One senior Commission official described the tech alliance as a "low-hanging fruit," since the EU and U.S. had already planned to establish a joint committee that would coordinate regulations on future technologies as part of their frozen negotiations on their earlier TTIP mega deal. "It's very hard to align rules on products that already exist, but it is fairly easy to do it on emerging technologies," the official said.
Both Weyand and the other senior official argued a resumption of TTIP negotiations was not back on the cards, both because of fierce public opposition to the deal and because negotiations had become stuck over things like EU protections for agriculture and U.S. public procurement discrimination with the Buy America Act, which Biden has said he wants to ramp up rather than dismantle.
But the thinking in Brussels now is that disagreements on chemical rinses for chicken and public infrastructure contracts should not hinder the EU and U.S. from working on joint rules for technologies like next-generation wireless networks.
As part of that new "positive agenda," Brussels would also seek to set common rules on industrial subsidies and investment screening, while working with Washington to reform the World Trade Organization, the senior Commission official said.

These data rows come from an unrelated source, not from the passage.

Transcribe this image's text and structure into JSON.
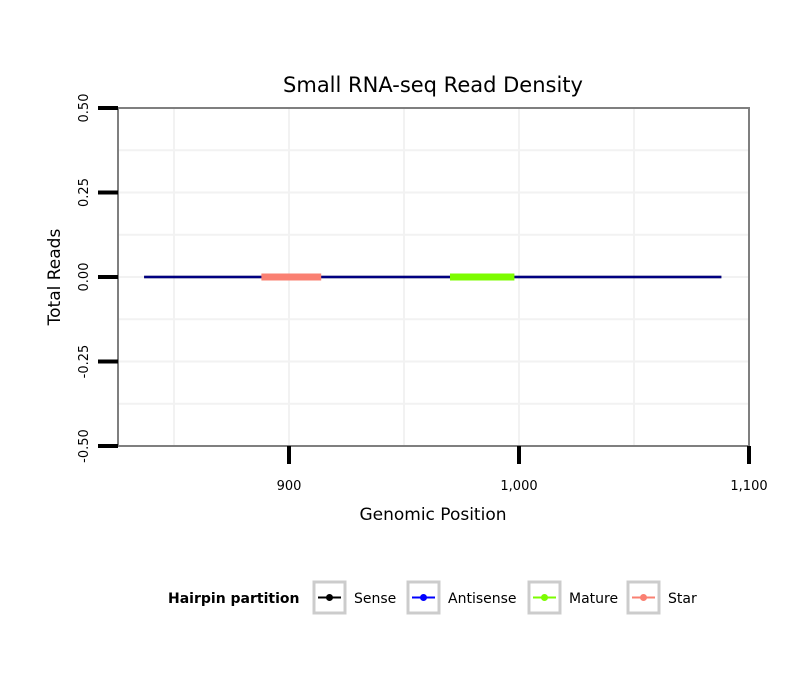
{
  "chart_data": {
    "type": "line",
    "title": "Small RNA-seq Read Density",
    "xlabel": "Genomic Position",
    "ylabel": "Total Reads",
    "xlim": [
      825,
      1100
    ],
    "ylim": [
      -0.5,
      0.5
    ],
    "x_ticks": [
      900,
      1000,
      1100
    ],
    "x_tick_labels": [
      "900",
      "1,000",
      "1,100"
    ],
    "y_ticks": [
      -0.5,
      -0.25,
      0,
      0.25,
      0.5
    ],
    "y_tick_labels": [
      "-0.50",
      "-0.25",
      "0.00",
      "0.25",
      "0.50"
    ],
    "grid": true,
    "legend": {
      "title": "Hairpin partition",
      "position": "bottom",
      "entries": [
        {
          "name": "Sense",
          "color": "#000000"
        },
        {
          "name": "Antisense",
          "color": "#0000ff"
        },
        {
          "name": "Mature",
          "color": "#7cfc00"
        },
        {
          "name": "Star",
          "color": "#fa8072"
        }
      ]
    },
    "series": [
      {
        "name": "Sense",
        "color": "#000000",
        "x": [
          837,
          1088
        ],
        "y": [
          0,
          0
        ]
      },
      {
        "name": "Antisense",
        "color": "#0000ff",
        "x": [
          837,
          1088
        ],
        "y": [
          0,
          0
        ]
      },
      {
        "name": "Mature",
        "color": "#7cfc00",
        "x": [
          970,
          998
        ],
        "y": [
          0,
          0
        ]
      },
      {
        "name": "Star",
        "color": "#fa8072",
        "x": [
          888,
          914
        ],
        "y": [
          0,
          0
        ]
      }
    ]
  }
}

Much will depend, however, on the overarching political atmosphere between Brussels and Washington, which could well sour over what the U.S. sees as unfair regulatory action against its biggest digital champions, both in terms of competition cases and tax.
Diplomats from EU countries will on Tuesday discuss the Commission plan along with proposals to work more closely on coronavirus vaccine distribution, climate change, and foreign policy, including a proposed "Summit of Democracies" that the EU wants to organize with the U.S. next year, according to one of the diplomats.